I wonder what people like that are thinking and saying these days. Well, if they’re white, they’re not talking on the record, and maybe not off the record. The price could be your job. If they’re black, maybe they’re not talking either, because the pressure within their own communities to hold to the eff-the-police narrative could be strong. But when you’re speaking anonymously to a pollster, you are more free to say what you think. Most black people in America are happy with the police presence in their communities, and a significant minority wish the police would spend more time there. Only one in five black Americans want less police presence in their communities.

That same poll, note well, finds that fewer than one in five black Americans are confident that if they encountered police, that police would treat them with courtesy and respect. That’s a shocking number that reveals a lot of work to be done to build trust. Black people, overall, want police in their neighborhoods, but they want to have confidence that they will be treated decently by them. Those citizens deserve to have that confidence. We all do.

The point here is that there is a greater middle ground on the question of policing and racism than you would think from the general narrative promulgated by the national media. That powerful Times story today about how those racial activists, especially white antifa members, bullied and even brutalized shopkeepers and others in CHAZ, is exactly the kind of complexifying story we need to read to give us a more complete picture of what’s happening in America now.

Given the documented fact that US media has given itself over dramatically to a far-left Critical Race Theory framework for reporting on and interpreting race in America, I don’t know how likely we are to see those stories. But today’s Nellie Bowles piece in the Times is a welcome counterexample.

One last thing: I’ve been texting last night and this morning with a white friend who is a middle-class professional today, an observantly Christian family man, but who grew up in Section 8 housing. He finds himself frustrated by Republicans, for the usual reason, but really repulsed by middle-class liberal discourse (and middle-class Christian discourse) about crime, poverty, and race. He tells me that he knows perfectly well how violent and chaotic poor neighborhoods often are, because he grew up in one — and again, he’s white. He says, “I want my children around non-dangerous people of whatever color, and away from chaos and crime. Every parent wants that.”

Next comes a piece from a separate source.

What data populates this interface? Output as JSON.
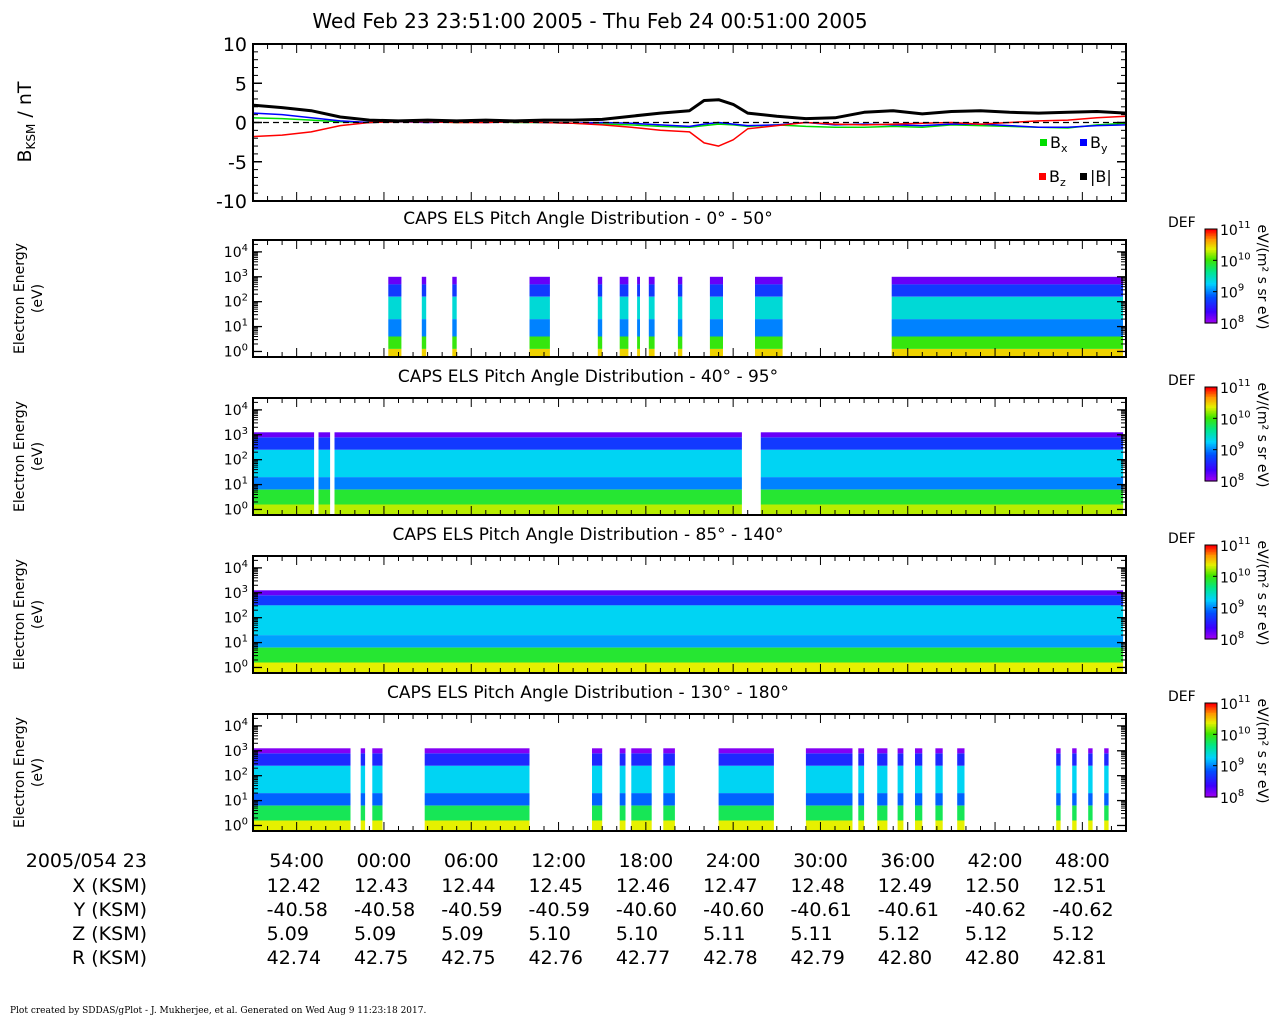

He thinks both professional liberals and professional conservatives are usually full of crap, because they don’t know what it’s like to live around poor people. The poor — the black poor, but also all the poor — become not real people, in all their humanity, but rather screens onto which others project their ideals, their fears, and their hatreds. I grew up not in poverty, but around a significant amount of rural poverty, so it’s not as easy for me to do this as it is for some people, but still, I am sure that I do it. This is something I need to work to overcome.

The thing that middle-class people assume is normal is Order. Poor people don’t have that luxury. My wife’s father told a story about how years ago, when the black pastor Tony Evans (whom he used to know) came to south Dallas, Pastor Evans and his wife set up a program for the children of the church. They let the kids come over to their house after school, so they could do their homework and be safe while their parents were still at work. According to my father-in-law, the pastor and his wife were shocked to find their house full of kids who would come in from school and fall sound asleep on the floor. Day after day.

Eventually they discovered why: these kids, all of them poor or at least economically distressed, lived in such chaotic circumstances that when they got to a safe, well-ordered place (their pastor’s house), they were able to let down their guard, and sleep. Something that middle class people take for granted was for those poor children a luxury only made possible by the kindness of their new pastor.